Ahmedabad Doctor Targeted in CCTV Password Exploitation Case
In a disturbing case highlighting persistent cybersecurity vulnerabilities, a doctor running a clinic in Ahmedabad's Paldi area fell victim to blackmail after a former CCTV installer exploited unchanged default passwords to access private surveillance footage. The Ahmedabad Police arrested 32-year-old Abdul Wahab Saiyed, a resident of Kodinar, on Saturday for remotely accessing the clinic's cameras and using obtained video to threaten and extort money from the medical professional.
How the Cyber Extortion Unfolded
According to detailed police reports, the accused had previously worked with a CCTV installation company and personally installed surveillance cameras at the complainant's clinic. Although his employment ended some time ago, the doctor had never changed the default administrative ID and password provided during installation. This critical oversight allowed Saiyed to retain remote access to the clinic's entire surveillance system long after his professional relationship with the establishment had concluded.
The cybercrime came to light when the doctor began receiving alarming WhatsApp messages from an unknown number. These messages contained explicit video clips captured from inside his private clinic cabin, showing the complainant undergoing a body massage session. Accompanying these invasive videos were QR codes for online payment, with the sender threatening to distribute the footage across social media platforms and local community groups unless monetary demands were met.
Escalating Threats and Police Intervention
"We registered a comprehensive cybercrime case after the victim approached us," stated a senior police officer involved in the investigation. "The accused had remotely accessed the CCTV system of the complainant's medical office. When the doctor was receiving a therapeutic body massage, the perpetrator obtained the private video and began systematic threats. His initial demand was for Rs 40,000, of which Rs 5,000 was actually paid through online channels. When further financial demands escalated, the victim courageously approached the Paldi police station."

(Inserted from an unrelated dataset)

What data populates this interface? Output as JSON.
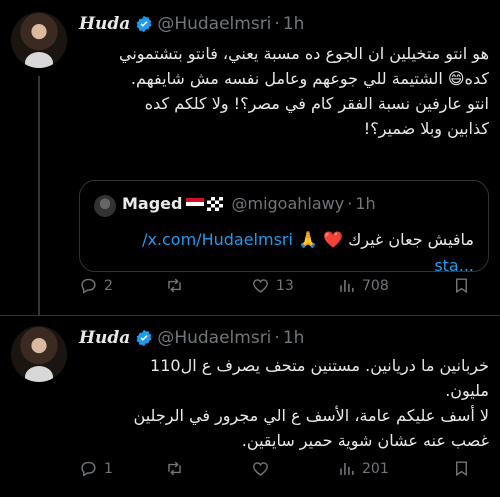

Initially, the doctor attempted to block the threatening number, but the harassment continued through multiple alternative accounts. Fearing severe reputational damage within both his professional community and personal circles, the medical practitioner reluctantly paid Rs 5,000 via digital payment. However, when subsequent demands became increasingly aggressive, he filed an official complaint, leading to Saiyed's arrest following a thorough investigation.
Broader Pattern of CCTV Security Negligence
During interrogation, Saiyed revealed that after leaving the CCTV installation industry, he had been working as a laborer at a poultry farm. Police investigators noted that the accused resorted to blackmail after his children fell seriously ill, creating urgent financial needs for medical treatment. Despite this personal circumstance, authorities emphasized that exploiting security vulnerabilities for criminal gain remains completely unacceptable.
Investigators highlighted that this case bears striking similarities to previous CCTV hacking incidents across Gujarat, including the notable Rajkot hospital case where sensitive medical facility footage was similarly accessed after installers retained administrative credentials. In both instances, police have consistently flagged fundamental negligence in password management as a major digital vulnerability that criminals continue to exploit.
Police Action and Security Recommendations
The Ahmedabad Police have recovered mobile phones and digital devices used in the commission of the crime and are currently examining whether the accused accessed other locations using identical methods of password exploitation. A formal case has been registered under relevant sections of the Information Technology Act and the Bharatiya Nyaya Sanhita for extortion, criminal intimidation, and various cyber offenses.
This incident serves as a critical reminder for all individuals and businesses utilizing surveillance systems to immediately change default passwords upon installation, implement regular password updates, and maintain strict access controls. Cybersecurity experts emphasize that default credentials represent one of the most common entry points for digital intruders, making basic password hygiene an essential first line of defense against privacy breaches and cyber extortion attempts.